I'm thinking, of course, of the abject handing-over ceremony that Britain put on immediately after China's spectacle. After the Lord Mayor's show that was the Chinese party, the British effort looked like a garden fete presided over by a Soho ad agency. Instead of fireworks, synchronised movement, colour, shape and noise, the world was treated to the sight of a lollipop lady, a zebra crossing, 20 umbrellas, and a dance routine for 30 people that could have been choreographed by Action Image Exchange. The musical equivalent soon made itself apparent: Jimmy Page and Leona Lewis (standing on frickin' astroturf) miming to a bowdlerised version of Whole Lotta Love, the sort of pairing only Alan Yentob would think was a good idea. As my wife asked "When is the mini-Stonehenge going to come on?" She's got a well-developed sense of timing; at that moment a stylised skyline of London (possibly made to resemble topiary) became visible on the sides of a double-decker bus. It must have been all of thirty-six inches in height.
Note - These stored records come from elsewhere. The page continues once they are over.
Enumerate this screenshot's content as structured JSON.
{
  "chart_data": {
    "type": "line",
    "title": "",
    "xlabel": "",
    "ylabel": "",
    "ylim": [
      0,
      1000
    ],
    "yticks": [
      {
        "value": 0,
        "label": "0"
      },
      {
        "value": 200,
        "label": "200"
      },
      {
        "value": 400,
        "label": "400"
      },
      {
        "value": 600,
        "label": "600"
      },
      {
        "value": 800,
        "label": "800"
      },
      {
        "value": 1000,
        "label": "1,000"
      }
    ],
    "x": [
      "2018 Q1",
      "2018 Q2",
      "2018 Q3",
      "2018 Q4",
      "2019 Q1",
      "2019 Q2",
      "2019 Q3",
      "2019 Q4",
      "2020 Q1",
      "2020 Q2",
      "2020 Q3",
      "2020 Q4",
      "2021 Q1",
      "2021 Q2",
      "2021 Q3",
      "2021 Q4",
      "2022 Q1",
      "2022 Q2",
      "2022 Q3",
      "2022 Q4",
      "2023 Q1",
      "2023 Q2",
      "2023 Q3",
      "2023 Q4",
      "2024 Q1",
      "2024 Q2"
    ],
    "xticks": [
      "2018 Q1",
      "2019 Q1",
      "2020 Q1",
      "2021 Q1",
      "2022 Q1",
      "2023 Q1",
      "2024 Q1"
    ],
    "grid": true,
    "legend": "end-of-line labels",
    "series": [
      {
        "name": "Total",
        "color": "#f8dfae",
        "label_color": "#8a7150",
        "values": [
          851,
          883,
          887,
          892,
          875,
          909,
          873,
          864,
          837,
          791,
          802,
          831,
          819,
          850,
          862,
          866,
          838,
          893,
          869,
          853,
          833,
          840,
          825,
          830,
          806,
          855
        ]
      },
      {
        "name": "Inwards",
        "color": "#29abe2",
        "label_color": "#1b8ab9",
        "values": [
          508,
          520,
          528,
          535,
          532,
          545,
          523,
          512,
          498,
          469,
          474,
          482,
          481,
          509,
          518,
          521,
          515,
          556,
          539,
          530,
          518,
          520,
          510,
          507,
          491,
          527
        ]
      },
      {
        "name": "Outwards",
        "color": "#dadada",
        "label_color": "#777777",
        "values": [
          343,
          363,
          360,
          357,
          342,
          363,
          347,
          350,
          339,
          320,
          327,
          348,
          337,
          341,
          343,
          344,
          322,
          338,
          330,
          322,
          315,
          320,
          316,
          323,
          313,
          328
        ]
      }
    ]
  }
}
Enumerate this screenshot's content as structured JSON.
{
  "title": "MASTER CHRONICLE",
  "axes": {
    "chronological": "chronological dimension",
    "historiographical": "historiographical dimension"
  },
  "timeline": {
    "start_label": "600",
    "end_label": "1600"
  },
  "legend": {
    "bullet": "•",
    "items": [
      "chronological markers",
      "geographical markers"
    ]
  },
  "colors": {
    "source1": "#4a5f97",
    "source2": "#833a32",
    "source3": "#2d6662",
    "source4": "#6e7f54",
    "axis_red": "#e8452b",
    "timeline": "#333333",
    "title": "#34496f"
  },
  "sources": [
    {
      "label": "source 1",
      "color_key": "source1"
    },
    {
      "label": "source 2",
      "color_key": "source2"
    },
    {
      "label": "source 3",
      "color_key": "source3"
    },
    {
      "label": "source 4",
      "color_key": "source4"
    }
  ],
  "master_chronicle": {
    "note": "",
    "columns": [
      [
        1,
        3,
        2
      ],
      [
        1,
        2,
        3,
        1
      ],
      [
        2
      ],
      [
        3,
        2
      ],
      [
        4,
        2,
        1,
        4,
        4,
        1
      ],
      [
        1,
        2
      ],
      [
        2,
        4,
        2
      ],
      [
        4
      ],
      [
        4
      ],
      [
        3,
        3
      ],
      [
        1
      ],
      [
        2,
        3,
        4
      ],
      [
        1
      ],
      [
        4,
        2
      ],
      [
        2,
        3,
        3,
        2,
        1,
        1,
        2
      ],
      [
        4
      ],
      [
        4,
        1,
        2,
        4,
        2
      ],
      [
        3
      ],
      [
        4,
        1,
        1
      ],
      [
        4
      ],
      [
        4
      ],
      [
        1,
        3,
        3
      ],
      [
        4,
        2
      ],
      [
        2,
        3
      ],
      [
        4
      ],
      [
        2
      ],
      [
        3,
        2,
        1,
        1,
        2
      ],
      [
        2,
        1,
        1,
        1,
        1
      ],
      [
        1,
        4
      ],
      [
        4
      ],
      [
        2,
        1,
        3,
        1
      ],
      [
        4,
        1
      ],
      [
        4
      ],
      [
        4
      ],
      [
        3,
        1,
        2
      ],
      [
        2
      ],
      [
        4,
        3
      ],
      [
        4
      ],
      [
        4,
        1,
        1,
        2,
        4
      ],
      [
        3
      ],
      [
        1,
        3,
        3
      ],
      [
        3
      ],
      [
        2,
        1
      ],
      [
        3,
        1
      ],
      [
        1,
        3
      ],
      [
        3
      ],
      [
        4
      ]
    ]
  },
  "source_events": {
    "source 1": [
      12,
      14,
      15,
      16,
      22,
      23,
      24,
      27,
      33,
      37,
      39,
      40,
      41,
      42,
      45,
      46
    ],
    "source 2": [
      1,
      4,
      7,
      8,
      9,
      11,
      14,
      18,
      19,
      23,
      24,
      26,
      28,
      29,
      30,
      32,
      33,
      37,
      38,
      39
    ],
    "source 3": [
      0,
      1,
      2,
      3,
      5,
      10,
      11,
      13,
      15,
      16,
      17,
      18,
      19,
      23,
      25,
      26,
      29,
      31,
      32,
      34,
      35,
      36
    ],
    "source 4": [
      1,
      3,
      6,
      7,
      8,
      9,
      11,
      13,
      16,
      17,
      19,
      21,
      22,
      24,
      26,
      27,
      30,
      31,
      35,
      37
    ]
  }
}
Remember, folks, this was in a stadium holding some 91,000 people. The whole event would have been risible in most contexts, but to put on such a feeble show after the breathtaking Chinese spectacle immediately prior just compounded the embarrassment.
This isn't just a British thing though, of course, we do make a virtue of amateurism and whimsy. I'm sure if the Dutch (for example) had been curating a closing ceremony it would have featured wheels of cheese, windmills and It's A Knockout figures, and would have been equally as bathetic.
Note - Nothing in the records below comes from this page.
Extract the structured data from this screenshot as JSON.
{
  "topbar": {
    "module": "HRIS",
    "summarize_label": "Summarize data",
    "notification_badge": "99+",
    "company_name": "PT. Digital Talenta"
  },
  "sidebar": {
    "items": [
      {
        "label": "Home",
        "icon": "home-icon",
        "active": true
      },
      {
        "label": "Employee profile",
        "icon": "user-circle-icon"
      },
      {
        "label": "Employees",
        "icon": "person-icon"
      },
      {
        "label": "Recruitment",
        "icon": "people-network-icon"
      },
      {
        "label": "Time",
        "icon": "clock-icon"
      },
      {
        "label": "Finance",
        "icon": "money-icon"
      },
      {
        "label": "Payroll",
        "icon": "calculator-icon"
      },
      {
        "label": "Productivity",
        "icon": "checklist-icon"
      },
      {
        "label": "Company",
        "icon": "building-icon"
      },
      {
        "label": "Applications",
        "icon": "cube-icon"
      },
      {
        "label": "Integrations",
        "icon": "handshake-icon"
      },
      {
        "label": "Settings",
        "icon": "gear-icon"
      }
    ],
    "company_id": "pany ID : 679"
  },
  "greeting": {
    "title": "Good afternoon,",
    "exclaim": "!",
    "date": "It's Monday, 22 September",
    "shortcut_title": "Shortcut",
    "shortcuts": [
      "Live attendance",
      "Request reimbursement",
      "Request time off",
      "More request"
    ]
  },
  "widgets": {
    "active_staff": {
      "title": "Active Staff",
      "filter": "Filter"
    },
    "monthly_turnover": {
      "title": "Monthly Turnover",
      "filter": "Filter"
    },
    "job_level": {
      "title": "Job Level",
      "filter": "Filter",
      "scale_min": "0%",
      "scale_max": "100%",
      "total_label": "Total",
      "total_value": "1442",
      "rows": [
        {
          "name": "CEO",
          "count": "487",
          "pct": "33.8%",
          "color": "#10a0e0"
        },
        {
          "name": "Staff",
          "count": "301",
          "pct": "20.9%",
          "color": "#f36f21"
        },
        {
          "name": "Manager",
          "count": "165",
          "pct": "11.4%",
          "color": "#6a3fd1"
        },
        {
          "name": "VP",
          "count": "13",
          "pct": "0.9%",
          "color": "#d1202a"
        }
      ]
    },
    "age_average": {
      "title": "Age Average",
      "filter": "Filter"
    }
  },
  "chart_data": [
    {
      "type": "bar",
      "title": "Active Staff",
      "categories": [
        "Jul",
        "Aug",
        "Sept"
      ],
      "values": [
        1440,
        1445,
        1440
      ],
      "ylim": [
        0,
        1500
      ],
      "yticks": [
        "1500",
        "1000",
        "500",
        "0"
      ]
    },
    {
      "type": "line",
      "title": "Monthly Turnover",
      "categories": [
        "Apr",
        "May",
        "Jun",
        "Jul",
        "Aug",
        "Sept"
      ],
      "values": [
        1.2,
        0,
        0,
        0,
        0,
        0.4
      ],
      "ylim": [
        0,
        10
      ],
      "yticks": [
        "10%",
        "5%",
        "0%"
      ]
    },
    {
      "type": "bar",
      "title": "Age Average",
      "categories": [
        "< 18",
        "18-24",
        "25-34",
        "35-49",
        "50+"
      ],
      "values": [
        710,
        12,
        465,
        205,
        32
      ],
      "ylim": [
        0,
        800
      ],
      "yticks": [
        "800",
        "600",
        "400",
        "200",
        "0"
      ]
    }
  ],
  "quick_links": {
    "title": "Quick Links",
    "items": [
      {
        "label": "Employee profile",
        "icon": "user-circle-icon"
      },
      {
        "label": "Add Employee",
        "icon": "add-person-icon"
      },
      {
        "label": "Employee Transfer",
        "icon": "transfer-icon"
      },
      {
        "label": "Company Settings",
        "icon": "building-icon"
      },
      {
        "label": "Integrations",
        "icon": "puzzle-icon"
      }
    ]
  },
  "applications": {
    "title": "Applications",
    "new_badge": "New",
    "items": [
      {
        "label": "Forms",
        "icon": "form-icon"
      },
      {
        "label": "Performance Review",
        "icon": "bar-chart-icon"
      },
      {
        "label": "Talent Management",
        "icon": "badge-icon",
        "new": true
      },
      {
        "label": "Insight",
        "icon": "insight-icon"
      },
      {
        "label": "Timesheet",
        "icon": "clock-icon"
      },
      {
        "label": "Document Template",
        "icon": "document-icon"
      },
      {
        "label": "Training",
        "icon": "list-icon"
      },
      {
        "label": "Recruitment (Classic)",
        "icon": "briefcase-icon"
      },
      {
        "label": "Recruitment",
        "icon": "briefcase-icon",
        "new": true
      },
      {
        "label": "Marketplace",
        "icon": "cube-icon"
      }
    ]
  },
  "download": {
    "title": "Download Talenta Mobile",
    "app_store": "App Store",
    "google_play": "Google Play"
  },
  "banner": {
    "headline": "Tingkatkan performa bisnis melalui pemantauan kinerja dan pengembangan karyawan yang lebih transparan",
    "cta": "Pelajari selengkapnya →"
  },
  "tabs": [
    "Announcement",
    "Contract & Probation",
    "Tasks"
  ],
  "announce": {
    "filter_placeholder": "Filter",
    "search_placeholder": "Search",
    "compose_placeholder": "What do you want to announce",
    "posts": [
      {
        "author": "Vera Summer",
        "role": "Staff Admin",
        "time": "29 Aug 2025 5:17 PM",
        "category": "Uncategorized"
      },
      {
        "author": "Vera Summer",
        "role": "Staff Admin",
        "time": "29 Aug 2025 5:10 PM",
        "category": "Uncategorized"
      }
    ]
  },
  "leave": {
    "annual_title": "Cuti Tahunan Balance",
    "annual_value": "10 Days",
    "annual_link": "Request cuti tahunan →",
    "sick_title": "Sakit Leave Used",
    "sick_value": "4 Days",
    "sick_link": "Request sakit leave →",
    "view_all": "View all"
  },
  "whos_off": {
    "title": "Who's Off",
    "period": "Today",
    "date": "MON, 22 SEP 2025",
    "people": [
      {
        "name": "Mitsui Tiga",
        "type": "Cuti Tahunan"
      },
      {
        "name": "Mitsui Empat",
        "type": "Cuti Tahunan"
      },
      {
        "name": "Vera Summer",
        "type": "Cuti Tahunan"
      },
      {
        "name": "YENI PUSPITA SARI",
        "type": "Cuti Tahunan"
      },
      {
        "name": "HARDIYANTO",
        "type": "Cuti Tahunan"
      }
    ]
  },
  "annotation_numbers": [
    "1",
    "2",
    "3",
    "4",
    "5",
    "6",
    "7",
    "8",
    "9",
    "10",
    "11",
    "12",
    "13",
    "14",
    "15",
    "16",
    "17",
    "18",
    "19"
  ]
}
All of which brings me to Iron Fists: Branding the 20th Century Totalitarian State , a comprehensive look at propaganda art. From Mussolini's Italy to Stalin's Russia to Mao's China, Steven Heller's fantastic and weighty tome illustrates the point that demagogues of all stripes were past masters at branding their product. Colour, language, typefaces and logos were all subordinated to the state. Of course, the downside was that competing art forms weren't given a look-in; the Nazis in particular were hostile to anything that fell outside the official state-sanctioned definition of art. Which was bad news for the Bauhaus, Otto Dix and others. But good news if you liked mass rallies of like-minded people.
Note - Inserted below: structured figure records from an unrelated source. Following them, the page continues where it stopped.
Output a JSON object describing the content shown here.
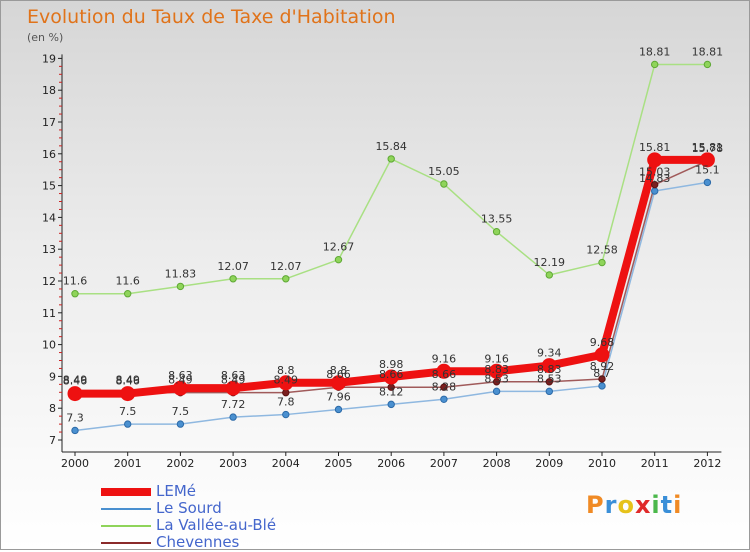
{
  "title": "Evolution du Taux de Taxe d'Habitation",
  "subtitle": "(en %)",
  "logo": "Proxiti",
  "chart_data": {
    "type": "line",
    "x": [
      "2000",
      "2001",
      "2002",
      "2003",
      "2004",
      "2005",
      "2006",
      "2007",
      "2008",
      "2009",
      "2010",
      "2011",
      "2012"
    ],
    "ylim": [
      7,
      19
    ],
    "yticks": [
      7,
      8,
      9,
      10,
      11,
      12,
      13,
      14,
      15,
      16,
      17,
      18,
      19
    ],
    "grid": false,
    "legend_position": "bottom-left",
    "series": [
      {
        "name": "LEMé",
        "color": "#ee1111",
        "values": [
          8.46,
          8.46,
          8.63,
          8.63,
          8.8,
          8.8,
          8.98,
          9.16,
          9.16,
          9.34,
          9.68,
          15.81,
          15.81
        ]
      },
      {
        "name": "Le Sourd",
        "color": "#4a90d0",
        "values": [
          7.3,
          7.5,
          7.5,
          7.72,
          7.8,
          7.96,
          8.12,
          8.28,
          8.53,
          8.53,
          8.7,
          14.83,
          15.1
        ]
      },
      {
        "name": "La Vallée-au-Blé",
        "color": "#8fd45a",
        "values": [
          11.6,
          11.6,
          11.83,
          12.07,
          12.07,
          12.67,
          15.84,
          15.05,
          13.55,
          12.19,
          12.58,
          18.81,
          18.81
        ]
      },
      {
        "name": "Chevennes",
        "color": "#8b2a2a",
        "values": [
          8.49,
          8.49,
          8.49,
          8.49,
          8.49,
          8.66,
          8.66,
          8.66,
          8.83,
          8.83,
          8.92,
          15.03,
          15.78
        ]
      }
    ]
  }
}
Now on the whole I don't like those sorts of things (mass rallies, I mean). And you don't have to be reminded of how Bryan Ferry was dropped by M&S (for pointing out that the Third Reich wore nice clothes) to realise it's a short, slippery slope from looking at the past from an art history perspective to being accused of harbouring Nazi sympathies. So let's not go too far down this path. But, just for a moment last Sunday, like Steven Heller, while I'll continue to abhor the politics of totalitarianism, I was full of admiration for the aesthetics.